Among other things, the “Information Technology (Guidelines for Intermediaries and Digital Media Ethics Code) Rules, 2021” regulations require these platforms to appoint chief compliance officers, in order to make sure the rules are followed, nodal officers, to coordinate with law enforcement agencies, and grievance officers. All of them should be based in India. It also requires social media platforms with over 50 lakh users to help in identifying the “originator” of messages upon the government’s request.
Besides the Madras High Court, the Delhi, Karnataka and Kerala High Courts have admitted pleas to consider the validity of the new rules.
The Wire had moved the Delhi High Court in March, arguing that argued that even though the Supreme Court struck down Section 66A of the Information Technology Act, which had similar provisions to regulate content, the Centre introduced the new rules to “do indirectly what it cannot do directly.” Later in the same month, The Quint also moved the Delhi High Court, submitting that the rules are “meant to be a ruse for the state to enter and directly control the content of digital news portals”.
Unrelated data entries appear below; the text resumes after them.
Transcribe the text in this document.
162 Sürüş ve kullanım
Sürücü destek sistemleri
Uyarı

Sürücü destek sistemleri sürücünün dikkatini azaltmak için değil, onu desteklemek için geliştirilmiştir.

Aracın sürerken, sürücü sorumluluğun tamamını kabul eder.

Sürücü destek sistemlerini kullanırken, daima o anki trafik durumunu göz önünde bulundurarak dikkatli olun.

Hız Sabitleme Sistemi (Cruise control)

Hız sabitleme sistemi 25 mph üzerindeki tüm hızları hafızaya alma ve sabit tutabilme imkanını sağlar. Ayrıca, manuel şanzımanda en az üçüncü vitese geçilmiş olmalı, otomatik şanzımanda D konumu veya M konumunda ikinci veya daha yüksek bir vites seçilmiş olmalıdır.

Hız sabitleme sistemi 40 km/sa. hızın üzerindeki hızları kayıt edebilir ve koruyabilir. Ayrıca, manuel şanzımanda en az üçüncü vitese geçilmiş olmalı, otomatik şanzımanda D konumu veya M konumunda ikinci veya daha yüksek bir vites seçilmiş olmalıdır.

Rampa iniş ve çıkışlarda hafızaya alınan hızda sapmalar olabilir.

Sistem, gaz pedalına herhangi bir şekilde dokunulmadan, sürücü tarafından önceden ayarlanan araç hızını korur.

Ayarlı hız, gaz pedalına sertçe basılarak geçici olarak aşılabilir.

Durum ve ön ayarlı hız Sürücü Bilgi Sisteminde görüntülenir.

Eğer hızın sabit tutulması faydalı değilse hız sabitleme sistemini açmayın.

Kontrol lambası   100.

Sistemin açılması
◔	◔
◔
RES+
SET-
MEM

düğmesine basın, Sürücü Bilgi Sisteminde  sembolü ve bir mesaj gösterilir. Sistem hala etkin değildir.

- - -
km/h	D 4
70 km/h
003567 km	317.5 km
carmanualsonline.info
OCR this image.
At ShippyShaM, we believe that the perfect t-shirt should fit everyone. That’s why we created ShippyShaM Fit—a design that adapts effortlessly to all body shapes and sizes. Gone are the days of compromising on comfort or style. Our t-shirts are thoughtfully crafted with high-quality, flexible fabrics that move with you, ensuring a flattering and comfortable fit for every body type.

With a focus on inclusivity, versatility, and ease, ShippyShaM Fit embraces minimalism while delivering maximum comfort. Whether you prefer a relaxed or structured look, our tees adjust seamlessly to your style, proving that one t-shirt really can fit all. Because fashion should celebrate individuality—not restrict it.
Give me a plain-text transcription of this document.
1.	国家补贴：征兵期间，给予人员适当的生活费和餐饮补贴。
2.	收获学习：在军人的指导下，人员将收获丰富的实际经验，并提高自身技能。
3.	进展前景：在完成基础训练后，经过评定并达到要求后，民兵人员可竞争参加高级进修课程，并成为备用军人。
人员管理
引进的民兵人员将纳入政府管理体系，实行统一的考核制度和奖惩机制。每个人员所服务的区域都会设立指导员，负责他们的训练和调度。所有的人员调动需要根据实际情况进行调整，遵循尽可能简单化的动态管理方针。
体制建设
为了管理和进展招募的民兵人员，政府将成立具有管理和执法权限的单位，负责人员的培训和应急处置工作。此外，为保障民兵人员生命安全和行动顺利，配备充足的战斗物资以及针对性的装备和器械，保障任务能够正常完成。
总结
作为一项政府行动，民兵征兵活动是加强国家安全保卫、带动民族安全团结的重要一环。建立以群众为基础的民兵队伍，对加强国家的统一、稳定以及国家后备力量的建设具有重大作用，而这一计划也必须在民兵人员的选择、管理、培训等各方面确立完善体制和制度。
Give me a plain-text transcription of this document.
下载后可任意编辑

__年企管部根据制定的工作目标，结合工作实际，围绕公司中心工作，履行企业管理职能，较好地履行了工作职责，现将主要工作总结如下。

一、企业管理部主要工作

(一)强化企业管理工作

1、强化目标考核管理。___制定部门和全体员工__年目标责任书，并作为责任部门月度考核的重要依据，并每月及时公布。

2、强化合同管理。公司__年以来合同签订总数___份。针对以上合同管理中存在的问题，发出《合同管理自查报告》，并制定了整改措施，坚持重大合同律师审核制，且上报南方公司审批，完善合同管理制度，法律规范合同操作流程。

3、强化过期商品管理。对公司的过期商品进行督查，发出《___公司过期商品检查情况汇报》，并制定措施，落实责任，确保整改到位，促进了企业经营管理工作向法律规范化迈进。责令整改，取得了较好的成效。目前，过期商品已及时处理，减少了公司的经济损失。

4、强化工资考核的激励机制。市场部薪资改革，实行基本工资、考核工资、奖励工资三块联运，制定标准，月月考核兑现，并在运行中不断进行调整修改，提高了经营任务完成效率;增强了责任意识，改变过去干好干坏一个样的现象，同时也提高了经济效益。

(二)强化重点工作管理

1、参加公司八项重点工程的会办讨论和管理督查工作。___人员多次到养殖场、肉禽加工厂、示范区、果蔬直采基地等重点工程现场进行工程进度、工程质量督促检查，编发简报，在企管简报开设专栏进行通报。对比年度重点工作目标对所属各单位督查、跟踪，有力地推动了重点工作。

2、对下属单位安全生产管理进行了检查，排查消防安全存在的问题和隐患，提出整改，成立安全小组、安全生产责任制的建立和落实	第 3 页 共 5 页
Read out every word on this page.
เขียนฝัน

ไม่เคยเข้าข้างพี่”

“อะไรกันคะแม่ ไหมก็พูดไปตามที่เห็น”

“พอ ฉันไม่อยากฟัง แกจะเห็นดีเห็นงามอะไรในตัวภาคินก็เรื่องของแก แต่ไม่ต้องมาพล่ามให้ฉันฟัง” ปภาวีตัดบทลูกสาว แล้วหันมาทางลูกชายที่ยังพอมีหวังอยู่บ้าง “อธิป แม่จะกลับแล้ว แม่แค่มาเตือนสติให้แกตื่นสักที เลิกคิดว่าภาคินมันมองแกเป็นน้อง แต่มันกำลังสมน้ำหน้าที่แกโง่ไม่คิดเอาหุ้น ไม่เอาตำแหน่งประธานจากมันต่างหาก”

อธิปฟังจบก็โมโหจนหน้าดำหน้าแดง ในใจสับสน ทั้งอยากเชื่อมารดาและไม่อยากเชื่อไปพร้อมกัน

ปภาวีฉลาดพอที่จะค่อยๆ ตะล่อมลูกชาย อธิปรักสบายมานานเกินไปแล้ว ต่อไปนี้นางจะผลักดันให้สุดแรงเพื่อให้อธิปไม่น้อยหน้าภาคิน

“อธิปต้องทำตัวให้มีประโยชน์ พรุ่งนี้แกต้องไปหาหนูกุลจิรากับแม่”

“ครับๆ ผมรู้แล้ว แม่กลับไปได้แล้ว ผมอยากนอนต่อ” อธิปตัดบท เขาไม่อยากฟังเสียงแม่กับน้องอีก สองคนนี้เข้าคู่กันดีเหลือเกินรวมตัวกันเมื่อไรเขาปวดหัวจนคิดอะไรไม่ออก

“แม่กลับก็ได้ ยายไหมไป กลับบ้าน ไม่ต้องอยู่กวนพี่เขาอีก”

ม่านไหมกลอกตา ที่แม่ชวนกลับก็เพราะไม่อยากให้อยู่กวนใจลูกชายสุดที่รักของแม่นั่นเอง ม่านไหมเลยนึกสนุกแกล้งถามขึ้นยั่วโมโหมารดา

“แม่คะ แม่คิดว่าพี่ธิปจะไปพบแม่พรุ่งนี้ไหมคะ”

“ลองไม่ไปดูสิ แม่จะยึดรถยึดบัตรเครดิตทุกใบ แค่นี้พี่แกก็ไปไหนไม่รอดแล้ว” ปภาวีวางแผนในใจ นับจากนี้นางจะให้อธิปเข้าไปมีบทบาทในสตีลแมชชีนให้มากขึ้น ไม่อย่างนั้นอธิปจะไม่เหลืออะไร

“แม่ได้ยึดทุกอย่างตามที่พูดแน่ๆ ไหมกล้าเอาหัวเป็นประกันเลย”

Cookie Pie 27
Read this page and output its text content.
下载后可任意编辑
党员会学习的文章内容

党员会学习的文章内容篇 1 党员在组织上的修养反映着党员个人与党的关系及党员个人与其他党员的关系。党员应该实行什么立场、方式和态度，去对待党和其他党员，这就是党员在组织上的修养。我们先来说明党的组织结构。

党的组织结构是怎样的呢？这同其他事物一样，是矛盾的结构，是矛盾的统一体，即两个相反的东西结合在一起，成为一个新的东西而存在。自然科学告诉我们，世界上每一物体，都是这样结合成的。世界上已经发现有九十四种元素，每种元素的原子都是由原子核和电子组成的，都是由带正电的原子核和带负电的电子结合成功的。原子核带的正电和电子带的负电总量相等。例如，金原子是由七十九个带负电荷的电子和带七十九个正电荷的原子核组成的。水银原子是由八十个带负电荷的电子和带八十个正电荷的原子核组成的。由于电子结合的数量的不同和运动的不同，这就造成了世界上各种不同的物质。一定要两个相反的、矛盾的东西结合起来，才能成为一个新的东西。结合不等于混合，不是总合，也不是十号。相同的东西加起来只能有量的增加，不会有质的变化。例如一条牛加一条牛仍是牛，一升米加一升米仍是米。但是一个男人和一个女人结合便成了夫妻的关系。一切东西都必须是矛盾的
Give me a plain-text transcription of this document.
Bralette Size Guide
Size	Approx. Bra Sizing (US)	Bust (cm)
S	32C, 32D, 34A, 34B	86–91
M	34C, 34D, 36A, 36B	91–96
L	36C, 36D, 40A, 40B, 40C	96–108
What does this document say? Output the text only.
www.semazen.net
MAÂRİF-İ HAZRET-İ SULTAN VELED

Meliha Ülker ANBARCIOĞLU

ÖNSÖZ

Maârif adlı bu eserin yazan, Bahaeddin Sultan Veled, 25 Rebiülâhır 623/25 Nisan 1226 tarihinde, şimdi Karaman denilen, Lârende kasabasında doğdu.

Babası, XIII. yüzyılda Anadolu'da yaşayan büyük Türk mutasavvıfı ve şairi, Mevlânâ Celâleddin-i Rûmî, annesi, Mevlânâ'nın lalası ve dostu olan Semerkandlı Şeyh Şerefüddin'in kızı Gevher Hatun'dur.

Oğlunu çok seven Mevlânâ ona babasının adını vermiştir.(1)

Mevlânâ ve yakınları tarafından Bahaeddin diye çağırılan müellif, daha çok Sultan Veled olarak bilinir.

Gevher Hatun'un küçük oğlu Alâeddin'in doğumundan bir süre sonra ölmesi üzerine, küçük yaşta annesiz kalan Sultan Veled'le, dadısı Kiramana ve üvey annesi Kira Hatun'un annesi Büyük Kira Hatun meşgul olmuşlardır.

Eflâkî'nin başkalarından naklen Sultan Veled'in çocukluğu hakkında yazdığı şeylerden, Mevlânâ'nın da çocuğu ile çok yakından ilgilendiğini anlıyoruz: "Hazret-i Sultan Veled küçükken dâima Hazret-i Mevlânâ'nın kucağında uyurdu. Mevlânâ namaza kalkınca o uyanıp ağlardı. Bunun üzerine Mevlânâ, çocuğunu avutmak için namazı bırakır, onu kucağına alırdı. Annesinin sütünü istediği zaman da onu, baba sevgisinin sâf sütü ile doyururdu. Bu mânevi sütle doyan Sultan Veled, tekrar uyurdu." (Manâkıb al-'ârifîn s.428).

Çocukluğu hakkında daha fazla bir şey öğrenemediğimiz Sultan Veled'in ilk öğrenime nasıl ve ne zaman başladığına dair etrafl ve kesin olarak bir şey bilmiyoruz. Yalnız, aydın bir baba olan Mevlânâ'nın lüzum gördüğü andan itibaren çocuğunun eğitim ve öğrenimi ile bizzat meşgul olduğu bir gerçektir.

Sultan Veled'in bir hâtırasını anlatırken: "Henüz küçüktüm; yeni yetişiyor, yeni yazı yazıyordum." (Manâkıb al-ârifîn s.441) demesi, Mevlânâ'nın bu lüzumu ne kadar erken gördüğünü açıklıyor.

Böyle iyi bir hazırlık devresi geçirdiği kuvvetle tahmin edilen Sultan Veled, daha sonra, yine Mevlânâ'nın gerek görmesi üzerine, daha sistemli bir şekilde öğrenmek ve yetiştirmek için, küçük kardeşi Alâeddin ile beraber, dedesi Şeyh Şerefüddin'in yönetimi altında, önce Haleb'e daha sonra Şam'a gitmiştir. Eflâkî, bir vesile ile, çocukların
Again in March, the Kerala High Court had restrained the Centre from taking coercive action against Live Law under the new digital media rules. Kannada news portal Pratidhwani also approached the Karnataka High Court in the same month against the rules.
In May, messaging platform WhatsApp also moved the Delhi High Court challenging a provision under the new social media rules, which mandates the company to identify the “first originator of information” when authorities demand it.
Twitter too has been critical of the regulations. The social media company had said it was concerned about the “potential threat” to freedom of expression as India’s new social media rules came into effect. The company had added that it will “strive to comply with applicable law” in India, but will be strictly guided by the principals of transparency.
In June, Alphabet Inc’s Google had moved the Delhi High Court, saying that the new rules for digital media were not applicable to the search engine.